La superbe salle aux fenêtres ogivales du tribunal bruissait d’activités.
Les jurés pressentis et le public venaient d’être autorisés à entrer. Adrien avait disposé ses dossiers, ses fiches et une tablette d’écriture LCD sur le pupitre qui lui était dévolu. Face à lui, l’avocat général maitre Jean-Louis Lacote, installait aussi ses dossiers.
Une sonnette retentit.
« Mesdames messieurs, la Cour ! Veuillez vous lever, clama l’huissier de justice. »
Le président était une femme, madame Josiane Marceau. La cinquantaine bien conservée, l’air sévère, elle prit place suivie par ses assesseurs les juges Paul Ducret et Marc Hugon.

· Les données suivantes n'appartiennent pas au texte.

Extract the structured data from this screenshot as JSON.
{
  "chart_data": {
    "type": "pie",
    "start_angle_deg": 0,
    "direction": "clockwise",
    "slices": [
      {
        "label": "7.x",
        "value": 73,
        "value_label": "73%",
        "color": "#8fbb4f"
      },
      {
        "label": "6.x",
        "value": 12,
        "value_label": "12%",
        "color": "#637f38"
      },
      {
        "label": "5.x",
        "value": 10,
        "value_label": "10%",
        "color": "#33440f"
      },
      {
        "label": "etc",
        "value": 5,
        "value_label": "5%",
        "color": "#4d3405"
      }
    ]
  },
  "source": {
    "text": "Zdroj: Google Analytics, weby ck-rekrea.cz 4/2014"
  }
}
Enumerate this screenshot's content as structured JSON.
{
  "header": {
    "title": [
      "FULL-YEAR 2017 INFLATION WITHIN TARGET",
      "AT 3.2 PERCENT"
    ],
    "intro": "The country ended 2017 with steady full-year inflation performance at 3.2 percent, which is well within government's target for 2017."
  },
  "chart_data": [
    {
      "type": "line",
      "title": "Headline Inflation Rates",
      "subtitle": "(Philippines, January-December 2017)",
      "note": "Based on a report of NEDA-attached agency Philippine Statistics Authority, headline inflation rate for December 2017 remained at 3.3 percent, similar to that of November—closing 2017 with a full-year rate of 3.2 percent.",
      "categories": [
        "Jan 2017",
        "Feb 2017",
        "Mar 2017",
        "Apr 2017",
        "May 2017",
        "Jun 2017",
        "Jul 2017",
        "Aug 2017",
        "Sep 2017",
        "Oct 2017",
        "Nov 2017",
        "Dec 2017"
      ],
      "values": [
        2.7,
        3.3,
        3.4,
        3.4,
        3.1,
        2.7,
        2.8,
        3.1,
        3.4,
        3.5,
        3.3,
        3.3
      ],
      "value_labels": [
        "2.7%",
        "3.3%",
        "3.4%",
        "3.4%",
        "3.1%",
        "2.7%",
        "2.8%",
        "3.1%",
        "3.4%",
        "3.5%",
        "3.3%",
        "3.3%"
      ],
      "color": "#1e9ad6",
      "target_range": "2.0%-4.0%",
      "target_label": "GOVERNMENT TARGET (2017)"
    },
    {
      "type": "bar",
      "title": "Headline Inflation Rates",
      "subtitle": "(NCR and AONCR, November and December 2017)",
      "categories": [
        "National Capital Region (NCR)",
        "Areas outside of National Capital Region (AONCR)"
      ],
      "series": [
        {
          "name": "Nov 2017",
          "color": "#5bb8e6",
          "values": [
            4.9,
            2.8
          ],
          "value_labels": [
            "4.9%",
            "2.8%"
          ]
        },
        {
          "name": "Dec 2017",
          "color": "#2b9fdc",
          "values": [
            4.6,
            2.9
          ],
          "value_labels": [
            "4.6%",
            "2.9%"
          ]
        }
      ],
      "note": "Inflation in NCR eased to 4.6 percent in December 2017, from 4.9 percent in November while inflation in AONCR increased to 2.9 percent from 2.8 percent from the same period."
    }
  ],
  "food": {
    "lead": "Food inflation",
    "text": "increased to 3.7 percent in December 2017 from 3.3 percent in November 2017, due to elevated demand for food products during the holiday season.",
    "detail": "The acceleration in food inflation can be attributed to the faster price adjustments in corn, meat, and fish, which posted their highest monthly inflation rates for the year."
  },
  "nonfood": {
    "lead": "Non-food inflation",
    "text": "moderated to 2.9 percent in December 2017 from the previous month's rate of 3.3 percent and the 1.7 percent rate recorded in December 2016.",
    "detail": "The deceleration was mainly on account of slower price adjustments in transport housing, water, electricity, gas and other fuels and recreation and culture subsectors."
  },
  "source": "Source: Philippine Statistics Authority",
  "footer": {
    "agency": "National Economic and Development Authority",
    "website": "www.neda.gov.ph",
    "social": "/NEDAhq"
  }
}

— Asseyez-vous. La séance est ouverte. Faites entrer l’accusé.
Encadré par deux policiers en tenue, Yannick, costume gris clair en tissu prince de Galles, chemise blanche, cravate grenat, fut dirigé vers un box vitré, derrière et au-dessus du pupitre de son avocat. Il s’y tint debout, face à la présidente, digne et droit.
— Veuillez décliner votre identité : nom, prénom, âge, profession et domicile.
— Je me nomme Lefevre Yannick. Je suis né à Laon le vingt et un mai mille neuf cent quarante-huit, j’ai donc soixante-huit ans et quatre mois. Je suis retraité de l’éducation nationale, j’enseignais les mathématiques et l’éducation physique. Ma résidence se situe à Saint Jorioz en Haute Savoie.
— Vous pouvez vous assoir. Je vais procéder au tirage au sort des neuf jurés parmi les vingt-cinq noms placés dans cette urne. Les jurés absents non excusés se verront infliger une amende de deux cents euros. Procédons. À l'appel de votre nom, si rien ne s'y oppose, veuillez venir prendre place.
— Madame Yvette Leroy, commerçante à Saint Quentin.
— Monsieur Lionnel Tardy, enseignant à Chauny.
— Récusé ! articula le procureur sans lever les yeux de ses dossiers.
Adrien saisit la tablette LCD placée devant lui et écrivit en gros au stylet « Enseignant, supposé favorable » puis il leva celle-ci pour que Yannick puisse lire.
— Madame Monique Vérel, assistante sociale à Soissons.
— Madame Louisette Dubois, employée de supermarché à Laon.
— Monsieur Pierre Leboeuf, employé SNCF à Tergnier.
— Monsieur Sylvain Gilant, agriculteur à Berry au Bac.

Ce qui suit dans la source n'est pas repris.